Some packages require that certain files/directories are owned by a certain user/group after install. This is somehow hard to achieve with .install file when systemd-sysuser hook is used (see  for an example).
Since this is a LFS, it's "bootstrapped" from an already existing linux distro (doesn't have to be arch, it has its own temporary pacman). I use pacman -U -r /path/to/lfs to install packages from the host system.
The issue I'm having is when an user isn't created and chown is ran in PKGBUILD's with statically assigned id's (ie, chown 20:20, where 20 will be an UID for the created user), pacman chowns those files/directories to something else entirely.
I did however notice that on my host (Arch, of course), those missleading uids/gids correspond to the uids/gids of the users that are going to be created in LFS.

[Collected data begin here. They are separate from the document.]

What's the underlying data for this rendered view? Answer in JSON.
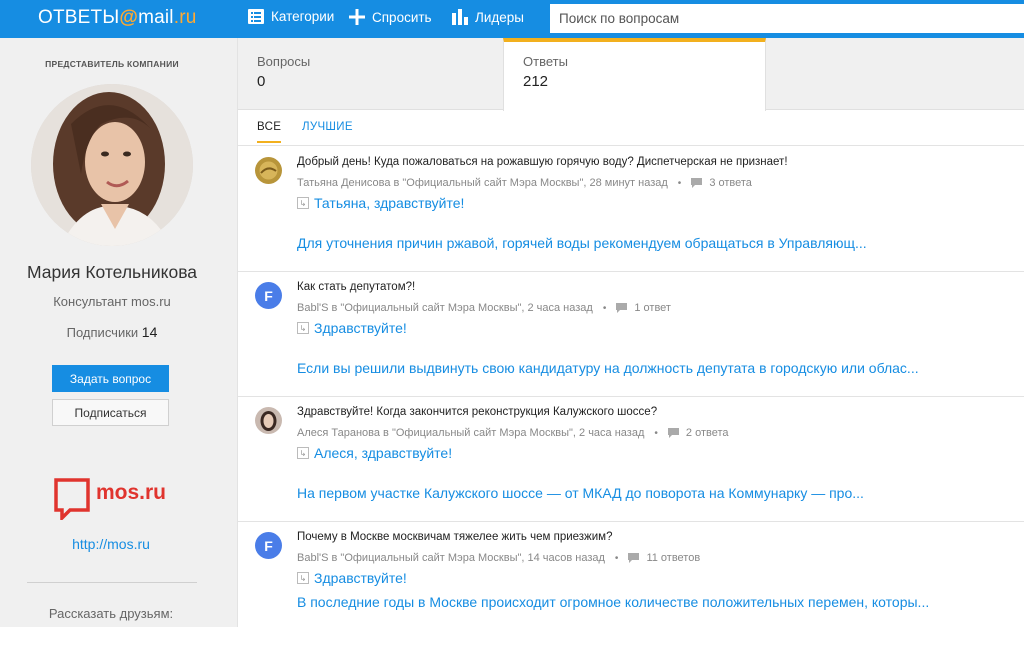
{
  "header": {
    "logo_main": "ОТВЕТЫ",
    "logo_at": "@",
    "logo_mail": "mail",
    "logo_dot": ".",
    "logo_ru": "ru",
    "nav": [
      {
        "label": "Категории",
        "icon": "list-icon"
      },
      {
        "label": "Спросить",
        "icon": "plus-icon"
      },
      {
        "label": "Лидеры",
        "icon": "bar-chart-icon"
      }
    ],
    "search_placeholder": "Поиск по вопросам"
  },
  "sidebar": {
    "rep_label": "ПРЕДСТАВИТЕЛЬ КОМПАНИИ",
    "name": "Мария Котельникова",
    "role": "Консультант mos.ru",
    "subscribers_label": "Подписчики",
    "subscribers_count": "14",
    "ask_button": "Задать вопрос",
    "subscribe_button": "Подписаться",
    "brand_logo_text": "mos.ru",
    "link": "http://mos.ru",
    "share_label": "Рассказать друзьям:"
  },
  "stats": {
    "questions_label": "Вопросы",
    "questions_count": "0",
    "answers_label": "Ответы",
    "answers_count": "212"
  },
  "tabs": {
    "all": "ВСЕ",
    "best": "ЛУЧШИЕ"
  },
  "questions": [
    {
      "avatar": "photo",
      "title": "Добрый день! Куда пожаловаться на рожавшую горячую воду? Диспетчерская не признает!",
      "meta": "Татьяна Денисова в \"Официальный сайт Мэра Москвы\", 28 минут назад",
      "answers": "3 ответа",
      "reply": "Татьяна, здравствуйте!",
      "answer": "Для уточнения причин ржавой, горячей воды рекомендуем обращаться в Управляющ..."
    },
    {
      "avatar": "F",
      "title": "Как стать депутатом?!",
      "meta": "Babl'S в \"Официальный сайт Мэра Москвы\", 2 часа назад",
      "answers": "1 ответ",
      "reply": "Здравствуйте!",
      "answer": "Если вы решили выдвинуть свою кандидатуру на должность депутата в городскую или облас..."
    },
    {
      "avatar": "photo",
      "title": "Здравствуйте! Когда закончится реконструкция Калужского шоссе?",
      "meta": "Алеся Таранова в \"Официальный сайт Мэра Москвы\", 2 часа назад",
      "answers": "2 ответа",
      "reply": "Алеся, здравствуйте!",
      "answer": "На первом участке Калужского шоссе — от МКАД до поворота на Коммунарку — про..."
    },
    {
      "avatar": "F",
      "title": "Почему в Москве москвичам тяжелее жить чем приезжим?",
      "meta": "Babl'S в \"Официальный сайт Мэра Москвы\", 14 часов назад",
      "answers": "11 ответов",
      "reply": "Здравствуйте!",
      "answer": "В последние годы в Москве происходит огромное количестве положительных перемен, которы..."
    }
  ]
}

So, if I have user/group named:named with uid:gid 20:20, and host system (Arch) has same user:group, with with uid:gid 40:40, the files that I explicitly chowned to 20:20 in PKGBUILD will be chown-ed to 40:40 instead when pacman -U -r ... is ran.

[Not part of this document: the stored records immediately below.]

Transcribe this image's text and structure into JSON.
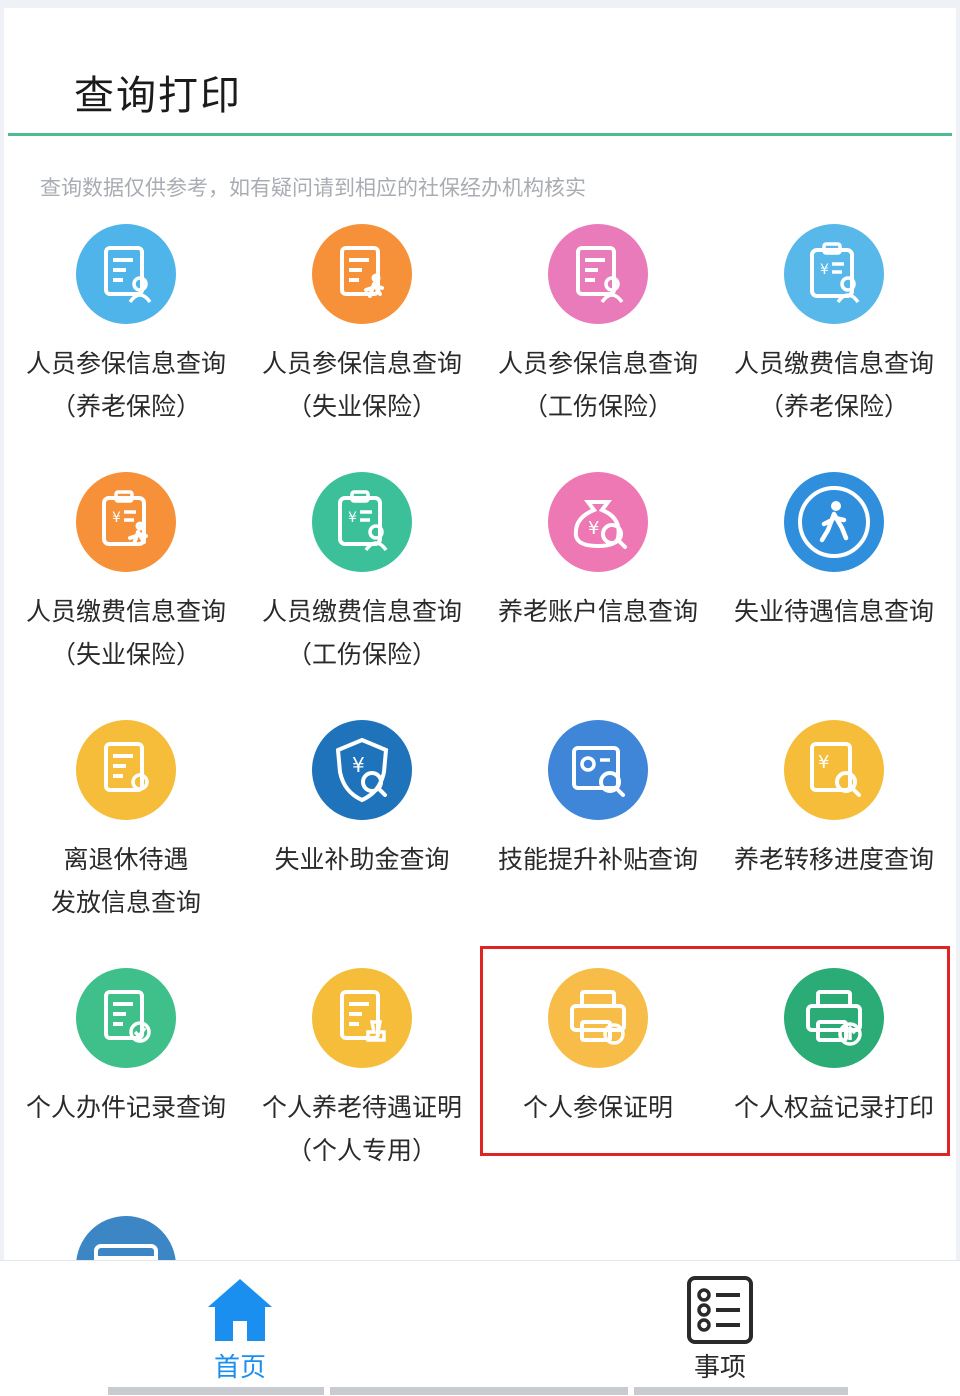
{
  "page": {
    "title": "查询打印"
  },
  "notice": "查询数据仅供参考，如有疑问请到相应的社保经办机构核实",
  "tiles": [
    {
      "line1": "人员参保信息查询",
      "line2": "（养老保险）",
      "icon": "doc-person-icon",
      "color": "#4fb4ea"
    },
    {
      "line1": "人员参保信息查询",
      "line2": "（失业保险）",
      "icon": "doc-walker-icon",
      "color": "#f6913a"
    },
    {
      "line1": "人员参保信息查询",
      "line2": "（工伤保险）",
      "icon": "doc-injury-icon",
      "color": "#ea7bbb"
    },
    {
      "line1": "人员缴费信息查询",
      "line2": "（养老保险）",
      "icon": "clipboard-yuan-person-icon",
      "color": "#58b8ea"
    },
    {
      "line1": "人员缴费信息查询",
      "line2": "（失业保险）",
      "icon": "clipboard-yuan-walker-icon",
      "color": "#f6913a"
    },
    {
      "line1": "人员缴费信息查询",
      "line2": "（工伤保险）",
      "icon": "clipboard-yuan-injury-icon",
      "color": "#3cc09a"
    },
    {
      "line1": "养老账户信息查询",
      "line2": "",
      "icon": "money-bag-search-icon",
      "color": "#ee78b4"
    },
    {
      "line1": "失业待遇信息查询",
      "line2": "",
      "icon": "walking-person-icon",
      "color": "#2f8fdc"
    },
    {
      "line1": "离退休待遇",
      "line2": "发放信息查询",
      "icon": "retire-doc-icon",
      "color": "#f5bd3a"
    },
    {
      "line1": "失业补助金查询",
      "line2": "",
      "icon": "shield-yuan-search-icon",
      "color": "#1e73bb"
    },
    {
      "line1": "技能提升补贴查询",
      "line2": "",
      "icon": "certificate-search-icon",
      "color": "#3f86d8"
    },
    {
      "line1": "养老转移进度查询",
      "line2": "",
      "icon": "yuan-doc-search-icon",
      "color": "#f5bd3a"
    },
    {
      "line1": "个人办件记录查询",
      "line2": "",
      "icon": "doc-check-icon",
      "color": "#3fbf8a"
    },
    {
      "line1": "个人养老待遇证明",
      "line2": "（个人专用）",
      "icon": "doc-stamp-icon",
      "color": "#f5bd3a"
    },
    {
      "line1": "个人参保证明",
      "line2": "",
      "icon": "printer-bao-icon",
      "color": "#f7bd48"
    },
    {
      "line1": "个人权益记录打印",
      "line2": "",
      "icon": "printer-upload-icon",
      "color": "#2bab76"
    }
  ],
  "tabs": [
    {
      "label": "首页",
      "icon": "home-icon",
      "active": true,
      "color": "#1b8ff0"
    },
    {
      "label": "事项",
      "icon": "list-icon",
      "active": false,
      "color": "#2a2a2a"
    }
  ],
  "colors": {
    "accent_rule": "#4dbb8c",
    "highlight_border": "#e02424"
  }
}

So, how do I solve this problem? I suppose it's an issue in pacman -U with -r option. I can use chown 20:20 in .install file (before the user:groups have been created), and the file will be created with proper ownership.
Thanks in advance.
Oh, and I'm using stock pacman-5.0.1, no additional patches (besides minor makepkg hacks to set CC/CXX and different debug/nondebug CFLAGS/CXXFLAGS). .
You can either create the groups in the install file and chown the needed files, or have the same group IDs across systems.
Entries are alright in .MTREE (correct gid's). I don't suppose pacman does something odd there? Why doesn't it use those uid's/gid's?
If you could point me to the part in the pacman code which does the extraction, I might be able to find a solution (at least for myself).